Considering the urgency of the need for them to go to their mother's place and the fact that it was the only reason for the appellant's going to his brother's place, they should have been able to raise the necessary fare by selling Fernando's produce to Lilia Dalmose, Ws regular buyer. Instead, they chose to go to Dionisio Copas who insisted that they first load the vegetables inside the vehicle. When there was no space available for them in the vehicle, they were instructed to meet him at the provincial restaurant at Natubleng, Cabaguiasan, Benguet where he would hand them the money they are borrowing.
It is quite puzzling that the two (2) brothers should insist on borrowing from Copas when Fernando could just sell his produce to Dalmose whose place was only a short ten minutes walk from the place of Copas. For the need to see a seriously ill mother, a son would normally do everything within his means to be able to go to her. As it is, the reason of Fernando for not going to Dalmose to sell his goods was quite flimsy — that it was far which it was not, if he was already at the address of Copas. Moreover, Fernando testified that he eventually left Buguias on July 30, 1986 and sold the vegetables for P5,000 to Dalmose on July 31, 1986 (TSN, pp. 122-123). He could have gone directly to Dalmose and gotten more than enough money for bus fares. Besides, he told his brother he would follow the next day but he later testified that he followed the same day because he was able to sell his produce to Dalmose in Betag, La Trinidad, Benguet. He likewise admitted in his testimony that he arrived at Alilem, Ilocos Sur their mother's place one week afterwards.

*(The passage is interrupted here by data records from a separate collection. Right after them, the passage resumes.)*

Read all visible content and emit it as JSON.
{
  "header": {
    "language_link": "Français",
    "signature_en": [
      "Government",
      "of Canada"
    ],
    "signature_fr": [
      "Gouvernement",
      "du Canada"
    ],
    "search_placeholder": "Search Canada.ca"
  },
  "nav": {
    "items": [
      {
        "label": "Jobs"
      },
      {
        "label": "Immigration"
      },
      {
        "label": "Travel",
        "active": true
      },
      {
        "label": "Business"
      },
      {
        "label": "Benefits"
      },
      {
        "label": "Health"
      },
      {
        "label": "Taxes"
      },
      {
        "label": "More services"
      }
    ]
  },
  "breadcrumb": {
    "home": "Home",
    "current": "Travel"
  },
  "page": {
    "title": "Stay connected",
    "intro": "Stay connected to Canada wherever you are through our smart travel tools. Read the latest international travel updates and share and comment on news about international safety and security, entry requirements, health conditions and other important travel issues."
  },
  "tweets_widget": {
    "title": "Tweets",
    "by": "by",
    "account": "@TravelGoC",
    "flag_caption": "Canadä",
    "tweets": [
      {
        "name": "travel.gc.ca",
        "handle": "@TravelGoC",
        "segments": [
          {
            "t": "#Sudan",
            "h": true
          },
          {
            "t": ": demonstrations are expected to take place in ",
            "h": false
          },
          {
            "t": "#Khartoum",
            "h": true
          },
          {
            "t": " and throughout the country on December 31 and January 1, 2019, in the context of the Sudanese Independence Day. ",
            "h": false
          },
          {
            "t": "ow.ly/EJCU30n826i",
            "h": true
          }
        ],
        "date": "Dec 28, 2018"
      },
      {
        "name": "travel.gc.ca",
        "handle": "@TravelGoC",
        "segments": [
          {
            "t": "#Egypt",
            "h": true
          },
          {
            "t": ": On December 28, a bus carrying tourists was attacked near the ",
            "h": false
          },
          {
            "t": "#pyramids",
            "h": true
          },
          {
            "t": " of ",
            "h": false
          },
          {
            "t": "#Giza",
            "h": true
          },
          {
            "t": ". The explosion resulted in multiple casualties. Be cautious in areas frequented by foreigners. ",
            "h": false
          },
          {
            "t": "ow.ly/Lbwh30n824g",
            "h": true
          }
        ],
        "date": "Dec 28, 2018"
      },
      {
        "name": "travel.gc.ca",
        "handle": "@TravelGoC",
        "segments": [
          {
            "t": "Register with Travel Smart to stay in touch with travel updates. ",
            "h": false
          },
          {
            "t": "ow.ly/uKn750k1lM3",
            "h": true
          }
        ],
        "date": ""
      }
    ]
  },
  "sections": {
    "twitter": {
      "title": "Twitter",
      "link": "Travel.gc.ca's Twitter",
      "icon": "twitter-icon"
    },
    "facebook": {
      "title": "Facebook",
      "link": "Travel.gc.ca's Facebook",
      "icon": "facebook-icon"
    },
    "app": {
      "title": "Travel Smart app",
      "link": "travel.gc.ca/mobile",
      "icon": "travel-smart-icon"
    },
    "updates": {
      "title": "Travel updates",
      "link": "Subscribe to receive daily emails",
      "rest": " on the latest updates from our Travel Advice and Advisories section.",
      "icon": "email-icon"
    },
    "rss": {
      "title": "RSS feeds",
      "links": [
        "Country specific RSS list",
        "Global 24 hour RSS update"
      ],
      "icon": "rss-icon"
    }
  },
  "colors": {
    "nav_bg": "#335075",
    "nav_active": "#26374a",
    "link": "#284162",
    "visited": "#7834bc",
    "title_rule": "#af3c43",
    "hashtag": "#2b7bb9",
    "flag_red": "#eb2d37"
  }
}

Silver Litawen, the other defense witness was also not credible. The arrest was made in July 1986 and he testified only in February 1987. If he really believed his friend was innocent, he could have told the soldiers sooner that the sack did not belong to Alfonso. Consequently, Litawen would have been able to extricate the appellant from the mess he had gotten himself into. When asked why he did not go to the rescue of Alfonso, he simply said they were not close neighbors, that they seldom saw each other. He likewise thought the accused had been released although he knew that Alfonso had been arrested.
For testimony to be believable, it must not only proceed from the mouth of a credible witness, but it must be credible in itself.
It is significant that the Trial Judge noted that the defense witnesses were hesitant, inconsistent, and illogical in their testimonies. We quote the trial court's observation
on the behaviour of the defense witnesses:
Not only did the Court find the defense of the accused unworthy of belief, but the Court also observed from the demeanor of the witnesses that they are untruthful. To the mind of the Court, the accused was inside the bus for no other purpose than to deliberately transport that sack containing dried marijuana leaves. (At pp. 7-8, Rollo)
WHEREFORE, premises considered, the decision of the TRIAL COURT is hereby AFFIRMED in toto.
Fernan, C.J., (Chairman), Feliciano and Bidin, JJ., concur.